Kepecs Adam, Uchida Naoshige, Zariwala Hatim A, Mainen Zachary F
Cold Spring Harbor Laboratory, 1 Bungtown Road, Cold Spring Harbor, New York 11724, USA.
Nature. 2008 Sep 11;455(7210):227-31. doi: 10.1038/nature07200.
Humans and other animals must often make decisions on the basis of imperfect evidence. Statisticians use measures such as P values to assign degrees of confidence to propositions, but little is known about how the brain computes confidence estimates about decisions. We explored this issue using behavioural analysis and neural recordings in rats in combination with computational modelling. Subjects were trained to perform an odour categorization task that allowed decision confidence to be manipulated by varying the distance of the test stimulus to the category boundary. To understand how confidence could be computed along with the choice itself, using standard models of decision-making, we defined a simple measure that quantified the quality of the evidence contributing to a particular decision. Here we show that the firing rates of many single neurons in the orbitofrontal cortex match closely to the predictions of confidence models and cannot be readily explained by alternative mechanisms, such as learning stimulus-outcome associations. Moreover, when tested using a delayed reward version of the task, we found that rats' willingness to wait for rewards increased with confidence, as predicted by the theoretical model. These results indicate that confidence estimates, previously suggested to require 'metacognition' and conscious awareness are available even in the rodent brain, can be computed with relatively simple operations, and can drive adaptive behaviour. We suggest that confidence estimation may be a fundamental and ubiquitous component of decision-making.
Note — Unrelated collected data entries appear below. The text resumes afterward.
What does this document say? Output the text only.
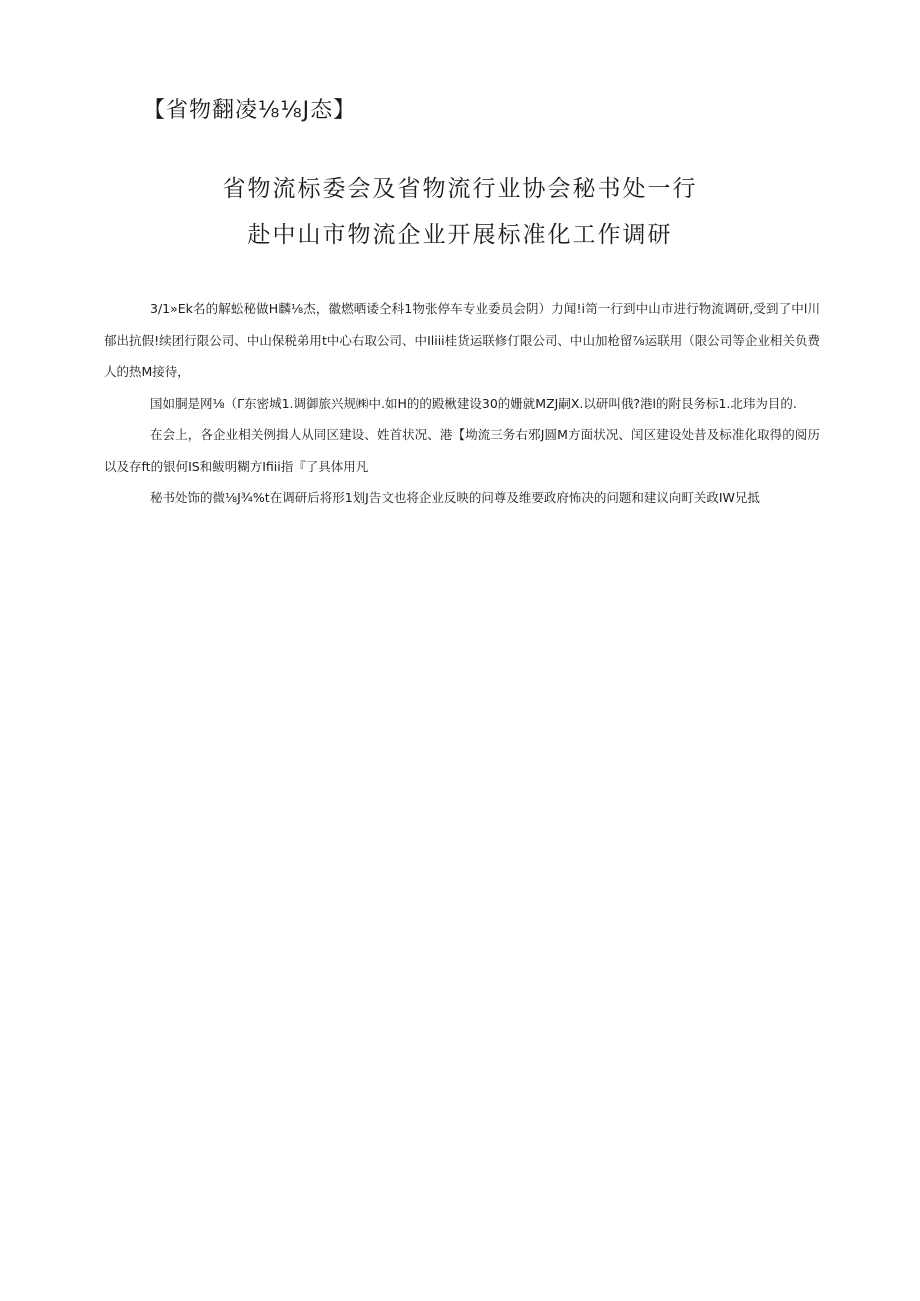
【省物翻凌⅛⅛J态】
省物流标委会及省物流行业协会秘书处一行
赴中山市物流企业开展标准化工作调研

3/1»Ek名的解蚣秘做H麟⅛杰，徽燃晒诿仝科1物张停车专业委员会阴）力闻!i笥一行到中山市进行物流调研,受到了中l川郁出抗假!续团行限公司、中山保税弟用t中心右取公司、中Iliii桂货运联修仃限公司、中山加枪留⅞运联用（限公司等企业相关负费人的热M接待，

国如胴是网⅛（Γ东密城1.调御旅兴规㈱中.如H的的殿楸建设30的姗就MZJ嗣X.以研叫俄?港l的附艮务标1.北玮为目的.

在会上，各企业相关例揖人从同区建设、姓首状况、港【坳流三务右邪J圆M方面状况、闰区建设处昔及标准化取得的阅历以及存ft的银何IS和鲅明糊方Ifiii指『了具体用凡

秘书处饰的微⅛J¾%t在调研后将形1划J告文也将企业反映的问尊及维要政府怖决的问题和建议向町关政IW兄抵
人类和其他动物常常必须依据不完美的证据做出决策。统计学家使用P值等度量来赋予命题一定程度的置信度,但对于大脑如何计算关于决策的置信度估计却知之甚少。我们结合计算建模,通过对大鼠进行行为分析和神经记录来探究这个问题。训练实验对象执行一项气味分类任务,该任务通过改变测试刺激与类别边界的距离来操控决策置信度。为了理解如何在做出选择的同时计算置信度,我们使用标准的决策模型,定义了一种简单的度量方法,该方法量化了对特定决策有贡献的证据质量。在此我们表明,眶额皮质中许多单个神经元的放电率与置信度模型的预测紧密匹配,并且不能轻易地用诸如学习刺激 - 结果关联等其他机制来解释。此外,当使用该任务的延迟奖励版本进行测试时,我们发现,正如理论模型所预测的那样,大鼠等待奖励的意愿随着置信度的增加而增强。这些结果表明,先前认为需要“元认知”和意识觉知的置信度估计在啮齿动物大脑中也是存在的,能够通过相对简单的运算来计算,并且能够驱动适应性行为。我们认为,置信度估计可能是决策过程中一个基本且普遍存在的组成部分。